When asked about his philosophy on coaching, Urbaniak said he liked to explain to his athletes, “My goal is to help you learn to play the game the way it’s supposed to be played… and then the next thing I talk about is, your toughest opponent is yourself.” He added that he’s always believed in the philosophy of “there is no free lunch,” and that he has given playing time to the athletes who earn it, by hard work at practices.
Urbaniak explained that although he and Paula had sometimes considered moving on from the Mabel-Canton area to pursue their careers elsewhere, they never felt the time was right to leave. He fondly recalled the many times he noticed a “sparkle in the eye” of a young athlete and then proudly watched over the years as that particular athlete would develop into a standout ball player and person. Karl added, “And then, sometimes you have a perfect storm, where you have about five, six, seven, eight of those kids (on the same team), and then that is very exciting!” Urbaniak said he’s always enjoyed watching local athletes go on to play in college, as well.
When asked about his career achievements, Urbaniak didn’t mention statistics or wins versus losses or conference titles. Instead, he talked of the many examples of athletes and/or teams that exceeded expectations, or the fun of coaching athletes whose parent had also played on Urbaniak’s team. He also cherishes the many athletes he’s coached who have later also gone into coaching.

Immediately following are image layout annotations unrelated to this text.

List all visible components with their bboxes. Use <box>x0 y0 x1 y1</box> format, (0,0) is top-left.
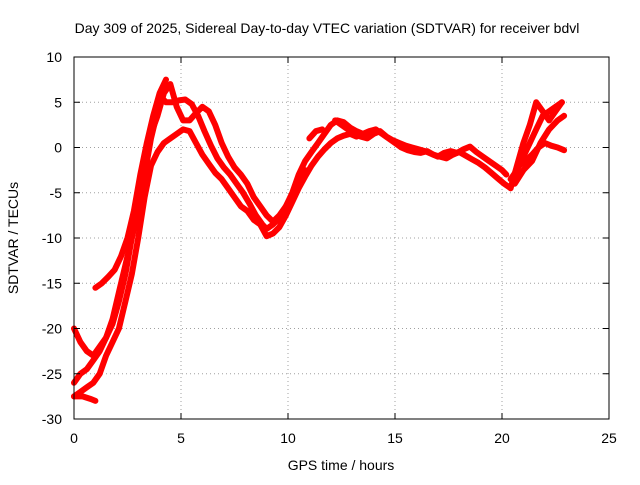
x-tick-label: 10 <box>280 430 296 446</box>
series-arc-7 <box>332 117 510 178</box>
x-tick-label: 25 <box>601 430 617 446</box>
y-tick-label: 0 <box>54 140 62 156</box>
chart-title: Day 309 of 2025, Sidereal Day-to-day VTE… <box>75 20 580 36</box>
y-axis-label: SDTVAR / TECUs <box>5 182 21 294</box>
series-arc-6 <box>306 126 326 142</box>
x-tick-label: 15 <box>387 430 403 446</box>
tick-layer: 0 5 10 15 20 25 -30 -25 -20 -15 -10 -5 0 5 10 <box>42 49 617 446</box>
series-arc-9 <box>507 99 565 192</box>
x-tick-label: 5 <box>177 430 185 446</box>
y-tick-label: -15 <box>42 275 62 291</box>
series-arc-2 <box>71 81 309 386</box>
series-arc-4 <box>92 76 169 291</box>
y-tick-label: -25 <box>42 366 62 382</box>
y-tick-label: -10 <box>42 230 62 246</box>
series-layer <box>71 76 568 404</box>
x-tick-label: 20 <box>494 430 510 446</box>
x-tick-label: 0 <box>70 430 78 446</box>
y-tick-label: -20 <box>42 321 62 337</box>
y-tick-label: -5 <box>50 185 63 201</box>
y-tick-label: -30 <box>42 411 62 427</box>
y-tick-label: 10 <box>46 49 62 65</box>
x-axis-label: GPS time / hours <box>288 457 395 473</box>
y-tick-label: 5 <box>54 94 62 110</box>
series-arc-5 <box>71 393 99 404</box>
series-arc-11 <box>511 112 568 187</box>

One example of this is Paul Tollefsrud, who stated, “I’ve coached with him for the last sixteen years, and when I was going to high school, I was a player for him, so I’ve been on both sides of it.” Paul added, “He’s had a huge impact on my life, and decisions that I’ve made. That’s another reason why it’s tough to see him go.” When asked about Urbaniak’s coaching style, Tollefsrud stated, “He really gets the most out of his athletes. He cares about each and every one of them.”
In looking ahead to his retirement, Urbaniak said he and Paula plan to travel and visit family throughout the United States. He said that for many, many years, his schedule has been very full with practices and games, so the sudden void will be an adjustment, but he’s eager to enjoy filling up those hours.
In looking back over his coaching years, Urbaniak pointed out that there have been numerous occasions when he’s gotten wrapped up in details of a game or a season, and Paula has helped him refocus on what really matters. He said that when needed, she’s kindly reminded him that, “Karl, what’s most important is, what kind of 25-year-old is that kid going to be?” He added, “That really does kind of put things in perspective.”
When asked to comment about his classroom teaching years, Urbaniak pointed out that he feels that Mabel-Canton and many of the local schools have done an excellent job with distance learning and overall education through the pandemic. Although he’s heard of students from other countries and urban areas commenting that distance learning was essentially “a joke,” Urbaniak doesn’t feel that’s true in southeast Minnesota. He said of the local teachers and administrators, “I think they made the best of a tough situation… I think the community should be pretty darn proud of that.” Clearly, Urbaniak’s teaching and coaching years at Mabel-Canton is another thing that generations of students and athletes in southeast Minnesota are proud of, and for good reason.